Tips and Considerations

GPU Memory: ModernBERT is a large model. Adjust chunk_size, per_device_train_batch_size, and gradient_accumulation_steps to fit your GPU's memory.
Dataset Size: The script is designed for large, streaming datasets. Adjust estimated_dataset_size_in_rows if you're using a smaller dataset.
Hyperparameter Tuning: Experiment with different hyperparameters (learning rate, masking probabilities, etc.) to find the best settings for your task.
Evaluation: The script performs periodic evaluations. You can customize the evaluation frequency using eval_interval.
Saving: The script automatically saves intermediate and final models to the Hugging Face Hub.
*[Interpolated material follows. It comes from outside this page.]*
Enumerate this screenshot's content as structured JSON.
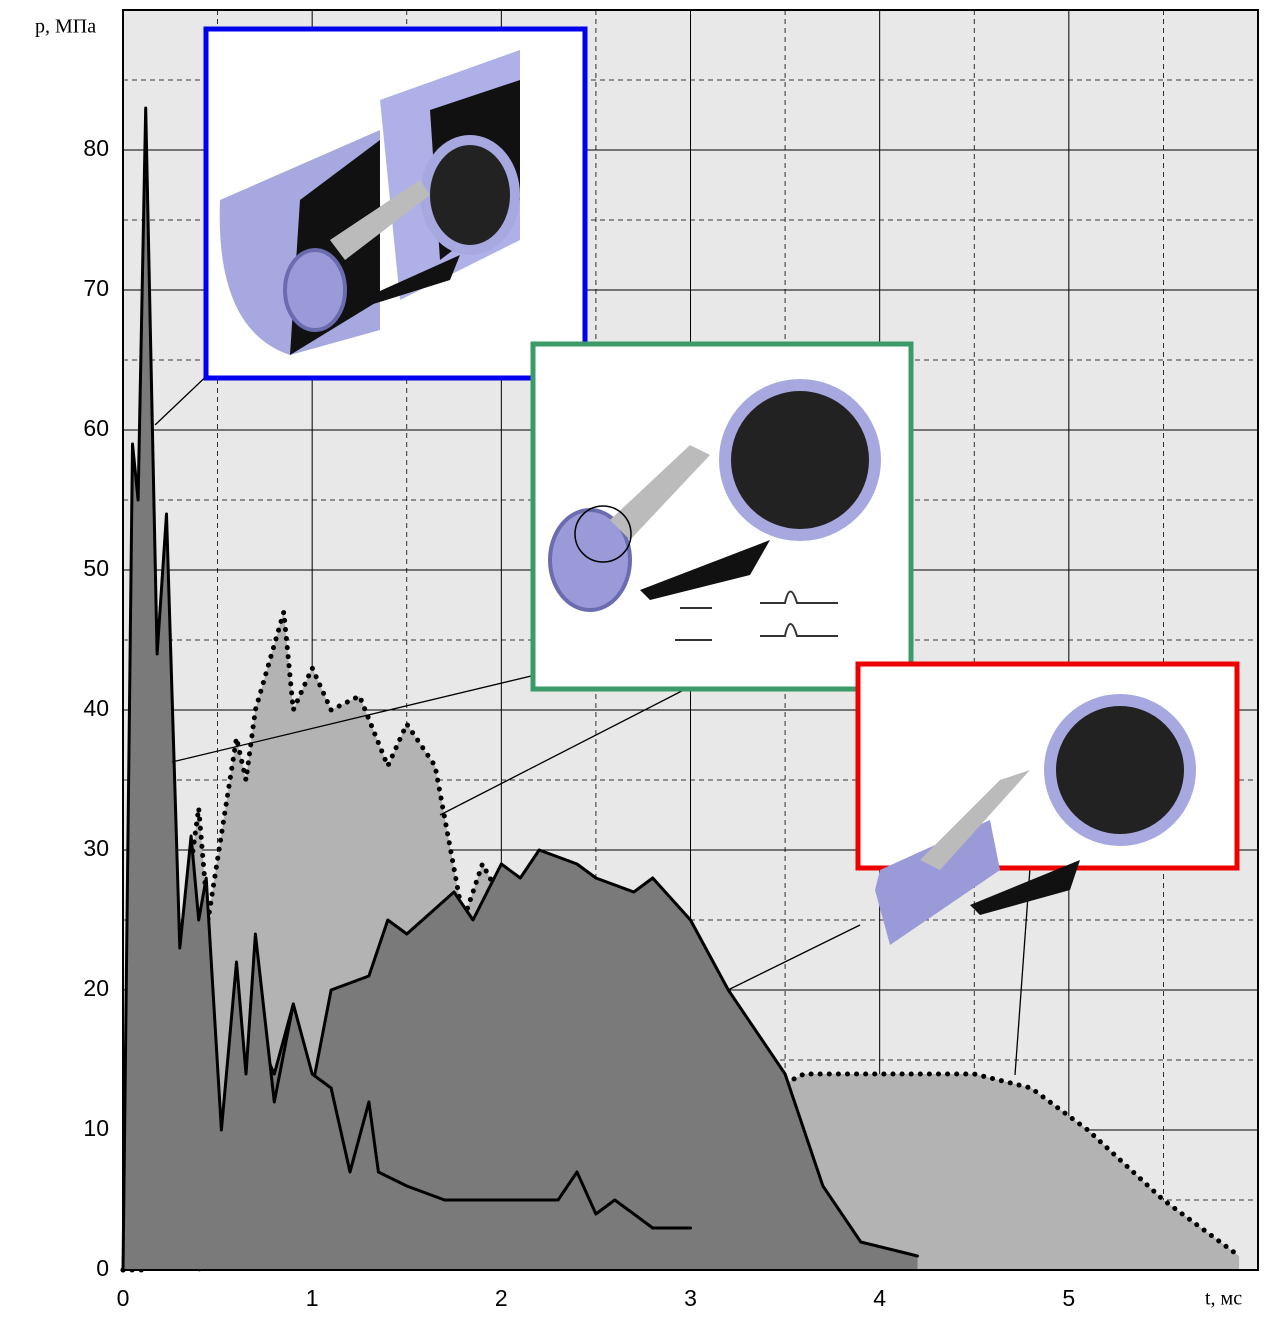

You can adjust the saving frequency using save_interval.

Troubleshooting

CUDA Errors: If you encounter CUDA errors, reduce per_device_train_batch_size, chunk_size, or increase gradient_accumulation_steps.
Shape Errors: The StableDataCollator is designed to handle most shape-related issues. If you encounter any, ensure your dataset is properly formatted and that you're using the latest version of the transformers library.

This guide provides a comprehensive overview of how to use the provided code to fine-tune ModernBERT. Remember to adapt the instructions and parameters to your specific needs and dataset. Good luck!